San Pya Improved cookstoves to protect Myanmar environment and people’s health

GERES Myanmar is supporting the production and distribution of two Improved Cookstoves (ICS) models in Myanmar, which can be identified thanks to a brand new quality label: San Pya.

In Myanmar, woodfuels (firewood and charcoal) represent more than 80% of the energy used for cooking, while at the same time forest degradation has become a major issue with an annual deforestation rate of 2%. Reducing woodfuel consumption is fundamental to preserve Myanmar’s forests.

Training on San Pya A1 Improved Cookstove production in the Dry Zone

Besides, according to the World Health Organization (WHO), 3 million people in the world die prematurely each year because of cooking on open fire or traditional stoves.

In this context, GERES launched the SCALE project in Myanmar aiming to support the production and dissemination of locally-produced and standardized ICS to improve the health and livelihoods of vulnerable populations, while preserving their natural resources.


Since the beginning of the project in 2014, GERES has trained around 50 producers in standardized ICS production and in quality control process. GERES also put in place a quality control monitoring system to make sure that the cookstoves sold in the market comply with quality standards.



Environmental, health and socio-economic impacts

Training on San Pya Pathein Improved Cookstove production in Pathein.

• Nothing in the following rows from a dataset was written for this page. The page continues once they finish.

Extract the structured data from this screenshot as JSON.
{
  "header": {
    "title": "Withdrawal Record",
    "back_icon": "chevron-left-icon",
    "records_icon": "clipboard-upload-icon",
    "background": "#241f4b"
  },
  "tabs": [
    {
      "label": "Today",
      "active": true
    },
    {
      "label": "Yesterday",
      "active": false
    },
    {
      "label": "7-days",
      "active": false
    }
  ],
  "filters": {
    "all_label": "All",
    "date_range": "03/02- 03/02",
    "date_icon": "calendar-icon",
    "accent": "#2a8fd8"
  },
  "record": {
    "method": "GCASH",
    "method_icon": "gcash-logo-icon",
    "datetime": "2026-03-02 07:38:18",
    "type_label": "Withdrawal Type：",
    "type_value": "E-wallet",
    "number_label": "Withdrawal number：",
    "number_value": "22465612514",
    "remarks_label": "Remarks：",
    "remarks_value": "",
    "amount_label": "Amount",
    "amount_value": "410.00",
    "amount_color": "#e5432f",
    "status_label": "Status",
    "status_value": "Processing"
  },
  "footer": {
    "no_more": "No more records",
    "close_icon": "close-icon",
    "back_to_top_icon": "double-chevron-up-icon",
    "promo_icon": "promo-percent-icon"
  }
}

One of the ICS main benefits is to reduce the use of woodfuel. For instance, the new San Pya firewood A1 stove developed by the project allows to save 40% of firewood in average as compared to traditional 3-stone open fires. Likewise, San Pya charcoal Pathein stove is saving around 35% of charcoal as compared to traditional Pathein charcoal stoves. Such improvements generate important economic savings on fuel expenses for the users and reduce the pressure on forest resources.



Using ICS is also a matter of public health as they release less smoke and hazardous emissions than traditional stoves and open fires, and therefore allow to limit indoor air pollution and users’ exposure.

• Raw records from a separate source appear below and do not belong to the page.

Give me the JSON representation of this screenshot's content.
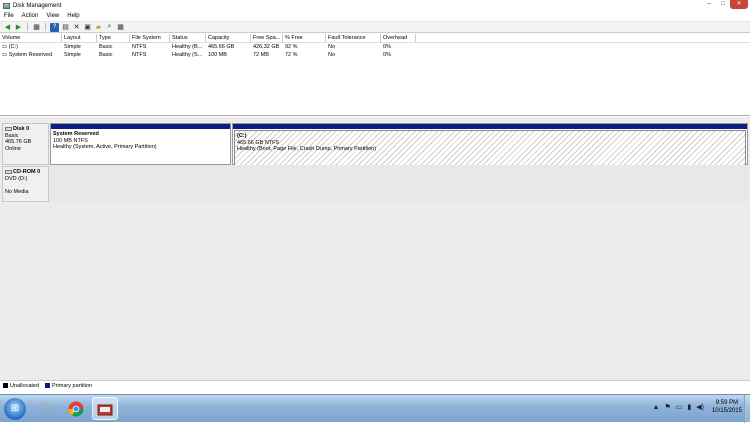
{
  "window": {
    "title": "Disk Management",
    "controls": {
      "minimize": "–",
      "maximize": "□",
      "close": "✕"
    }
  },
  "menu": [
    "File",
    "Action",
    "View",
    "Help"
  ],
  "toolbar_icons": [
    "back-icon",
    "forward-icon",
    "view-icon",
    "help-icon",
    "properties-icon",
    "delete-icon",
    "check-icon",
    "open-icon",
    "search-icon",
    "grid-icon"
  ],
  "volume_table": {
    "columns": [
      "Volume",
      "Layout",
      "Type",
      "File System",
      "Status",
      "Capacity",
      "Free Spa...",
      "% Free",
      "Fault Tolerance",
      "Overhead"
    ],
    "rows": [
      [
        "(C:)",
        "Simple",
        "Basic",
        "NTFS",
        "Healthy (B...",
        "465.66 GB",
        "426.32 GB",
        "92 %",
        "No",
        "0%"
      ],
      [
        "System Reserved",
        "Simple",
        "Basic",
        "NTFS",
        "Healthy (S...",
        "100 MB",
        "72 MB",
        "72 %",
        "No",
        "0%"
      ]
    ]
  },
  "disks": [
    {
      "name": "Disk 0",
      "type": "Basic",
      "size": "465.76 GB",
      "status": "Online",
      "partitions": [
        {
          "name": "System Reserved",
          "size": "100 MB NTFS",
          "status": "Healthy (System, Active, Primary Partition)"
        },
        {
          "name": "(C:)",
          "size": "465.66 GB NTFS",
          "status": "Healthy (Boot, Page File, Crash Dump, Primary Partition)"
        }
      ]
    },
    {
      "name": "CD-ROM 0",
      "type": "DVD (D:)",
      "status": "No Media"
    }
  ],
  "legend": [
    {
      "label": "Unallocated",
      "color": "#000000"
    },
    {
      "label": "Primary partition",
      "color": "#0a1e80"
    }
  ],
  "taskbar": {
    "time": "9:59 PM",
    "date": "10/15/2015"
  }
}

In addition to environmental and health benefits, using ICS improves the daily life of Myanmar women who are usually in charge of cooking for the family.

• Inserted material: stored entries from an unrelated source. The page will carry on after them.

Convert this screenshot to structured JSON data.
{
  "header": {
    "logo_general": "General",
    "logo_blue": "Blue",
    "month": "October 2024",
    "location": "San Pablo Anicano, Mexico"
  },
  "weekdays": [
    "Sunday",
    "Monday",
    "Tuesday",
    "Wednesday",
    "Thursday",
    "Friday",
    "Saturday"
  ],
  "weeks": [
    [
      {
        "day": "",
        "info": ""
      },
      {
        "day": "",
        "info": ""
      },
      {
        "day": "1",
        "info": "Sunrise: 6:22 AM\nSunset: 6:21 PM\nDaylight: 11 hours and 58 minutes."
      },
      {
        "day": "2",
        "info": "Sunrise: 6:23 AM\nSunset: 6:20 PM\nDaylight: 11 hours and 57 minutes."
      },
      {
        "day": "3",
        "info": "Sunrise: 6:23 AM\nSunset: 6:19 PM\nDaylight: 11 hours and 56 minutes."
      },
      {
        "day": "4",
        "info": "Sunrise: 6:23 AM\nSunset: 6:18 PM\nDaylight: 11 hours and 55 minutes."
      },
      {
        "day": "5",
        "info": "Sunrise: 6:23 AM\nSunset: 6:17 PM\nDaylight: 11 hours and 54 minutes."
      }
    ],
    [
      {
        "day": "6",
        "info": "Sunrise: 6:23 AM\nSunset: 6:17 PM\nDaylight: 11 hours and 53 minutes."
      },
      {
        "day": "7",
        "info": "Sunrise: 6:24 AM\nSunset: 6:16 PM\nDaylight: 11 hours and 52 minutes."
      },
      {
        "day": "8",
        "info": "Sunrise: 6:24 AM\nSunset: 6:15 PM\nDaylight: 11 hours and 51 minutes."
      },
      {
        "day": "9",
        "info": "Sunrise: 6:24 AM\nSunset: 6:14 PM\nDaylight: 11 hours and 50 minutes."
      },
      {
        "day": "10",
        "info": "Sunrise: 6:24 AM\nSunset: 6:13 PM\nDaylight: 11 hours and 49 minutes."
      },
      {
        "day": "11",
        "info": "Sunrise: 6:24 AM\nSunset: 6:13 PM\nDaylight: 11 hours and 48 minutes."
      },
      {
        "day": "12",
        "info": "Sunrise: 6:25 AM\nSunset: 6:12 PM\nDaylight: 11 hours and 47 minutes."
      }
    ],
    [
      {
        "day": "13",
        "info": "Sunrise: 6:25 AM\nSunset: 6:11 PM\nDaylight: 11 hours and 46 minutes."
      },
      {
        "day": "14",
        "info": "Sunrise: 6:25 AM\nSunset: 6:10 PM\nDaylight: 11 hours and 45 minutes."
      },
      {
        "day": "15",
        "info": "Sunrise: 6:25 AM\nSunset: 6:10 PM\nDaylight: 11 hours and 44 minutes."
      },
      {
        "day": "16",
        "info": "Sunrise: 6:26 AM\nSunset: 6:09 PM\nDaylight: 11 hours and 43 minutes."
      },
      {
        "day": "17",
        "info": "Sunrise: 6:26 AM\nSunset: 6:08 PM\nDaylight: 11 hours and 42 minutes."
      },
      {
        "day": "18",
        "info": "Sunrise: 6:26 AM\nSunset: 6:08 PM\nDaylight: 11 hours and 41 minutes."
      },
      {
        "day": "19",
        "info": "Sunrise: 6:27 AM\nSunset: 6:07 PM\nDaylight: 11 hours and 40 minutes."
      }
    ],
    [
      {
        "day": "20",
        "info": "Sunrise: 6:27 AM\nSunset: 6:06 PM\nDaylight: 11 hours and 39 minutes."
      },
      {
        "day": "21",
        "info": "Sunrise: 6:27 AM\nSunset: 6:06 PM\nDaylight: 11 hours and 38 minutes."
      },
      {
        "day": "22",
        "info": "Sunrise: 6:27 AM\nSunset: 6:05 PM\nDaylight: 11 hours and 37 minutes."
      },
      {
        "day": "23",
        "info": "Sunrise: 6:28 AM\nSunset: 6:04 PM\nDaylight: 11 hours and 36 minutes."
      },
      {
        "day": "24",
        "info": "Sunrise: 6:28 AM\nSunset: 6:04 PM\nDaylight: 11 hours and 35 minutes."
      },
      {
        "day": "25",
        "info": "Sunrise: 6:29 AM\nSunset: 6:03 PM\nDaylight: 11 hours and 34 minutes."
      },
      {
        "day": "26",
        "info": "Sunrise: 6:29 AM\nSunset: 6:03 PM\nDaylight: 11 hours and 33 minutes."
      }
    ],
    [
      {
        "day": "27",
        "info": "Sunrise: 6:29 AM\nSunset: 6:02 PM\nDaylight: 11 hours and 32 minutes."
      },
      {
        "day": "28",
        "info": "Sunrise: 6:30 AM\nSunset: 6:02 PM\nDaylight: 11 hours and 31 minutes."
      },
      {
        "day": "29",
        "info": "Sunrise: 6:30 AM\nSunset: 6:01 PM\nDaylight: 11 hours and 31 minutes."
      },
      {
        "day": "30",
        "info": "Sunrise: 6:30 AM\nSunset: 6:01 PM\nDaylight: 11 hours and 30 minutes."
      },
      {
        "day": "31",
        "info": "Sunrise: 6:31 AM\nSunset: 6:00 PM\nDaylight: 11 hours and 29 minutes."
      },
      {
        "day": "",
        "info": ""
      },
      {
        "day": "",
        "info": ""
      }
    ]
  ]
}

Daw Thein Htar, from Pha Lan Kyin village near Meikhtila, received a San Pya firewood A1 stove during one of GERES promotion events. After a few months using the stove, she could notice a huge improvement of her daily life:

Daw Thein Htar in front of her house

 I got a lot of advantages from using this ICS. The most significant fact is that I use less fuel: with the previous stove, I needed to use six fuelwood carts, but with this current stove, only four fuelwood carts.

She also highlights the fact that the stove allows her save time as she is cooking faster. This time saving is precious for her as she has busy days taking care of her children and parents, and working as a teacher.

Another important benefit is the prevention from fire hazards. Fire accidents are frequent with traditional stoves and can have devastating consequences for people living in traditional wooden houses. Daw Thein Htar relates what happened a few months ago in her village:

My neighbor is using three-stone fire. One day, she kept the stove in fire by letting boiling water and she went outside for harvesting the chili in her farm. Her house started to burnNow I am trying to convince my village to stop using those stoves.


Promoting the use of ICS 

GERES staff conducting an awareness raising session in a Dry Zone village.

GERES organizes communication and promotion activities in the Dry Zone villages as well as in city markets across the country, in order to raise awareness among Myanmar people on the socio-economic, environmental and health benefits of ICS. In the meantime, a TV and radio campaign started in February, and a Facebook page dedicated to San Pya stoves has been developed and is currently facilitated by GERES.





 San Pya label: the proof of quality 

San Pya label stuck on San Pya ICS stoves.

Eventually, GERES makes sure that end-users have access to accurate and reliable information about stoves quality and efficiency. The San Pya visual identity is meant to allow end-users to easily identify San Pya cookstoves in the market. The quality label ensures that the stoves have passed quality control and highlights the four main benefits of ICS: saving fuel, cooking faster, durability and making the household safer.


More about GERES and the project

GERES (Group for the Environment, Renewable Energy and Solidarity) is an international NGO working in more than 20 countries to provide sustainable and energy-efficient solutions for a dual purpose: improve the livelihoods of vulnerable populations while preserving their natural resources.

In Myanmar, GERES implements the SCALE project (Strengthening improved Cookstove Access towards a better quality of Life and Environment), jointly funded by the SWITCH Asia Programme of the European Union, the French Agency for Development (AFD) and several private Foundations: RAJA – Danièle Marcovici, Lord Michelham of Hellingly and Prince Albert II. The project is implemented in partnership with the Ministry of Natural Resources and Environmental Conservation (MoNREC), the Forest Research Institute (FRI) and the Dry Zone Greening Department (DZGD). FRI has longstanding experience conducting research and testing efficient cookstoves, and has developed and distributed traditional firewood A1 stove model since 1992.


This article is a press release sent to Myanmar newspapers and journals in English and Myanmar language to announce the media campaign.